Cash-strapped nurseries are struggling with growing deficits following the introduction of the 30-hour free childcare policy, a survey has suggested.
Under a Government scheme rolled out last autumn, three and four-year-olds in England with working parents are entitled to this amount of free care.
But a report by the National Day Nurseries Association (NDNA) said the scheme is causing a "huge challenge" for nurseries, leaving them with rising business costs.
The organisation surveyed 709 nurseries in England, and found nearly one in five (19%) expected to make a loss.
Figures also showed that nursery closures had increased by 47% since the scheme began, the report said.
Purnima Tanuku, chief executive of the NDNA, said: "It's about time Government woke up to the full cost of delivering their 30 hours 'free' childcare policy.
"Nurseries are forced to alter the way they deliver funded hours, by restricting the amount of places they offer, holding back from hiring highly qualified staff or charging parents for extras to make up the funding shortfall. Neither parents nor nurseries want this to happen.

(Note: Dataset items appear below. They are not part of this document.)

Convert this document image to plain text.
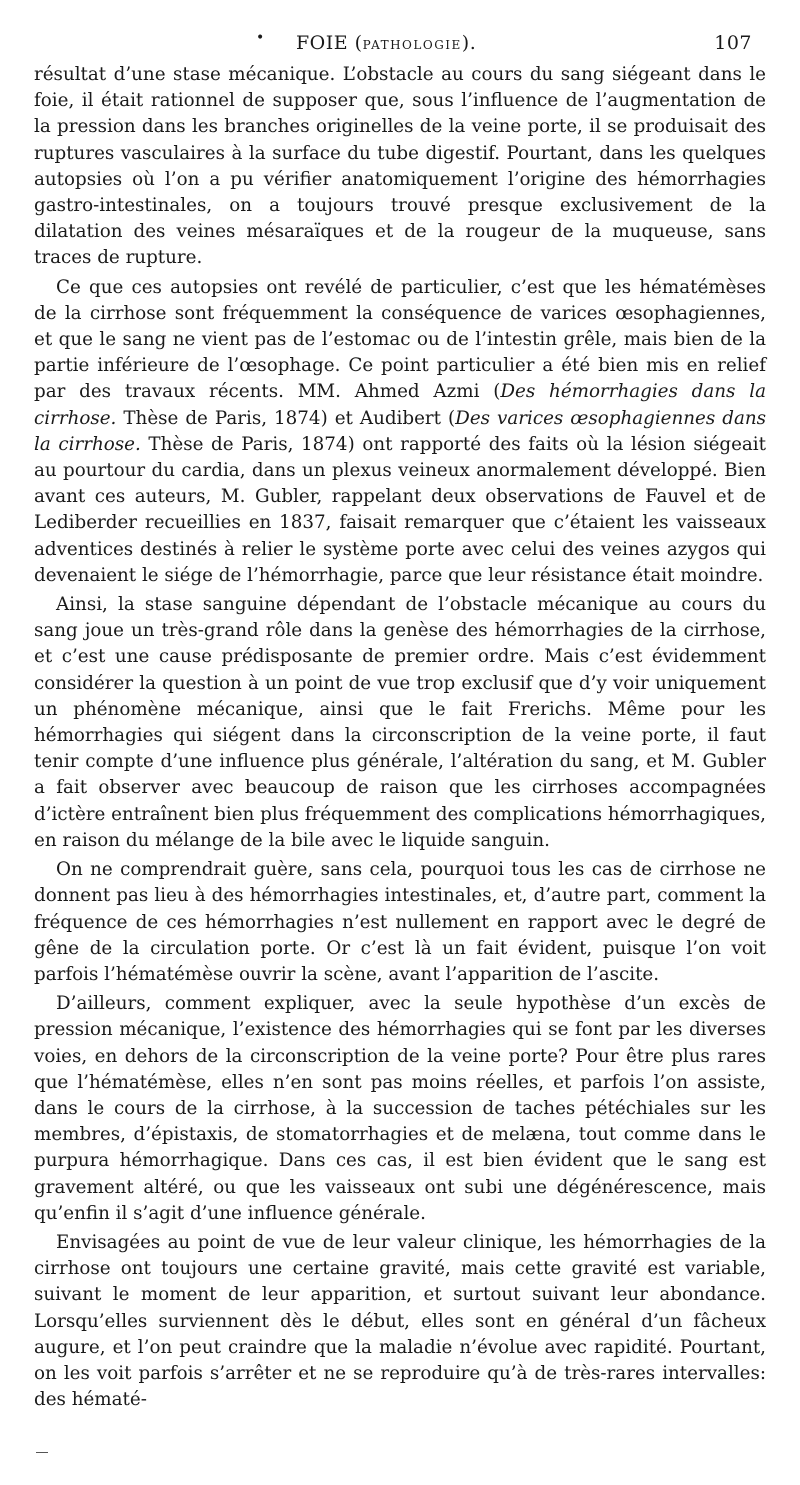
• FOIE (PATHOLOGIE).	107

résultat d’une stase mécanique. L’obstacle au cours du sang siégeant dans le foie, il était rationnel de supposer que, sous l’influence de l’augmentation de la pression dans les branches originelles de la veine porte, il se produisait des ruptures vasculaires à la surface du tube digestif. Pourtant, dans les quelques autopsies où l’on a pu vérifier anatomiquement l’origine des hémorrhagies gastro-intestinales, on a toujours trouvé presque exclusivement de la dilatation des veines mésaraïques et de la rougeur de la muqueuse, sans traces de rupture.

Ce que ces autopsies ont revélé de particulier, c’est que les hématémèses de la cirrhose sont fréquemment la conséquence de varices œsophagiennes, et que le sang ne vient pas de l’estomac ou de l’intestin grêle, mais bien de la partie inférieure de l’œsophage. Ce point particulier a été bien mis en relief par des travaux récents. MM. Ahmed Azmi (Des hémorrhagies dans la cirrhose. Thèse de Paris, 1874) et Audibert (Des varices œsophagiennes dans la cirrhose. Thèse de Paris, 1874) ont rapporté des faits où la lésion siégeait au pourtour du cardia, dans un plexus veineux anormalement développé. Bien avant ces auteurs, M. Gubler, rappelant deux observations de Fauvel et de Lediberder recueillies en 1837, faisait remarquer que c’étaient les vaisseaux adventices destinés à relier le système porte avec celui des veines azygos qui devenaient le siége de l’hémorrhagie, parce que leur résistance était moindre.

Ainsi, la stase sanguine dépendant de l’obstacle mécanique au cours du sang joue un très-grand rôle dans la genèse des hémorrhagies de la cirrhose, et c’est une cause prédisposante de premier ordre. Mais c’est évidemment considérer la question à un point de vue trop exclusif que d’y voir uniquement un phénomène mécanique, ainsi que le fait Frerichs. Même pour les hémorrhagies qui siégent dans la circonscription de la veine porte, il faut tenir compte d’une influence plus générale, l’altération du sang, et M. Gubler a fait observer avec beaucoup de raison que les cirrhoses accompagnées d’ictère entraînent bien plus fréquemment des complications hémorrhagiques, en raison du mélange de la bile avec le liquide sanguin.

On ne comprendrait guère, sans cela, pourquoi tous les cas de cirrhose ne donnent pas lieu à des hémorrhagies intestinales, et, d’autre part, comment la fréquence de ces hémorrhagies n’est nullement en rapport avec le degré de gêne de la circulation porte. Or c’est là un fait évident, puisque l’on voit parfois l’hématémèse ouvrir la scène, avant l’apparition de l’ascite.

D’ailleurs, comment expliquer, avec la seule hypothèse d’un excès de pression mécanique, l’existence des hémorrhagies qui se font par les diverses voies, en dehors de la circonscription de la veine porte? Pour être plus rares que l’hématémèse, elles n’en sont pas moins réelles, et parfois l’on assiste, dans le cours de la cirrhose, à la succession de taches pétéchiales sur les membres, d’épistaxis, de stomatorrhagies et de melæna, tout comme dans le purpura hémorrhagique. Dans ces cas, il est bien évident que le sang est gravement altéré, ou que les vaisseaux ont subi une dégénérescence, mais qu’enfin il s’agit d’une influence générale.

Envisagées au point de vue de leur valeur clinique, les hémorrhagies de la cirrhose ont toujours une certaine gravité, mais cette gravité est variable, suivant le moment de leur apparition, et surtout suivant leur abondance. Lorsqu’elles surviennent dès le début, elles sont en général d’un fâcheux augure, et l’on peut craindre que la maladie n’évolue avec rapidité. Pourtant, on les voit parfois s’arrêter et ne se reproduire qu’à de très-rares intervalles: des hématé-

"Doubling the amount of funded childcare from 15 hours to 30 has more than doubled nurseries' average annual shortfall which, coupled with late payments from local authorities, is seriously undermining their cash flows."
The Department for Education noted that the poll was based on a small number of the 45,000 childcare providers in England, and said its own research showed 80% were willing and able to offer places under the scheme.
According to the NDNA, the gap between the cost of delivering the free childcare and the funding nurseries receive from local authorities has risen to an average of £2,166 per year per child.
A third of respondents said they were having to limit the number of funded places, the report added, while 71% planned to increase their fees to reduce the shortfall.
Describing it as a "terrible state of affairs", Ms Tanuku added: "By not adequately funding this policy, Government is putting children's life chances at risk.
"The Government must act now."
Children and Families Minister Nadhim Zahawi said the 30-hour free childcare policy was benefiting almost 300,000 children.
He said: "That means thousands of hard-working parents are saving an average of £5,000 a year on childcare.
"Our research has shown that more than 80% of providers are willing and able to offer places under this programme, with a third saying that had managed to increase the number of places available and 40% able to increase staffing hours."